My diary is for me but it is also for you the people. My diary is for ALL people who actually want to know what I am thinking. My diary is for people who actually want to know what I am going through. Life is hard.
I do not want to be here on HIVE. But I am so happy I am here today. HIVE is weird and it is complicated. I am weird and I am complicated.
The ugly part about me is I am not a man of steel. I am not perfect. I have made A LOT of mistakes.
I have done many evil things in my life. I have danced with the devil in the streets. But I have also had positive religious experiences. I have also embraced the devil. But I am convinced God exists because I have embraced both God and Satan in my life. What is God? What is Satan? That is anyone's guess.

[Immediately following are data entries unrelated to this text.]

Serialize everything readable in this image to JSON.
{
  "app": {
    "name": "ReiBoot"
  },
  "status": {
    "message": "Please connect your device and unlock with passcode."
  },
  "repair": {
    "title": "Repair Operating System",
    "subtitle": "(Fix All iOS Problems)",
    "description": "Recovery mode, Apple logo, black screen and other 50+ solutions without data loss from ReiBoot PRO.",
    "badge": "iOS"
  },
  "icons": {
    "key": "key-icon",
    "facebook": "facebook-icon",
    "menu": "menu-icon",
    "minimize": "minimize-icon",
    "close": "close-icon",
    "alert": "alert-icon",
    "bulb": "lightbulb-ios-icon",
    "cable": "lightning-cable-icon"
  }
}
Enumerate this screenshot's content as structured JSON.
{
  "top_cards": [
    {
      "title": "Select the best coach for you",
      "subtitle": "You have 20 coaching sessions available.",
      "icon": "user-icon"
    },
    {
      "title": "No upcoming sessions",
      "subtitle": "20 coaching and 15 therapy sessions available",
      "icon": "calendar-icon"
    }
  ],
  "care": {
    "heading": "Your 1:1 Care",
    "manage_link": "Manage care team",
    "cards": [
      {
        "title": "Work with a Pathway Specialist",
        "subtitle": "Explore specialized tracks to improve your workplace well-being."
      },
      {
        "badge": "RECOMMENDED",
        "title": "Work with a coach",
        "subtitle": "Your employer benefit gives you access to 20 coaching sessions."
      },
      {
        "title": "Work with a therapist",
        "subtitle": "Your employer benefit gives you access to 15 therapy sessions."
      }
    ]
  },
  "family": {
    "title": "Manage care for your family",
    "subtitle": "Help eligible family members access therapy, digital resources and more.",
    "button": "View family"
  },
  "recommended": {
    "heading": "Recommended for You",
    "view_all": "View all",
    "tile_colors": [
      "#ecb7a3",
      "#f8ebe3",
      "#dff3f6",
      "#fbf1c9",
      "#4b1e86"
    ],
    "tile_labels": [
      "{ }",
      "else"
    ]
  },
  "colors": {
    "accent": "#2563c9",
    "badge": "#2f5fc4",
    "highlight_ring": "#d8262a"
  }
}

I am a man filled with emotions. I am a man filled with good and evil. I am only human.
I have a really good memory. This is blessing and a curse. I remember every bad thing I have ever done and it is so painful. It keeps me awake at night and I hate it. But I love life. I love God.
To those reading my diary, welcome to ME. I am relentless, I am filled with evil but I want to be a good person.
We cannot undo bad things that we have done in our lives. I am convinced that doing bad things taints your soul. But doing good things does make a difference in how your soul feels.
I want to good on HIVE. But I do not want to be associated with power.
I am not rich by western standards. I did not buy HIVE because I think I will get rich. I bought HIVE because there is a chance I can get rich. Money is the root of all evil; I am only human.
I do not play 4D chess. I do not try to predict the future. But to me buying HIVE is like an option contract. I am making an aggressive bet. I am betting that the people here will adjust and I do not need to do anything but buy HIVE. Maybe the people will not adjust? Maybe I will lose money? Either outcome is ok with ME. That is the bet.
I do not regret powering HIVE. I am happy I powered up HIVE.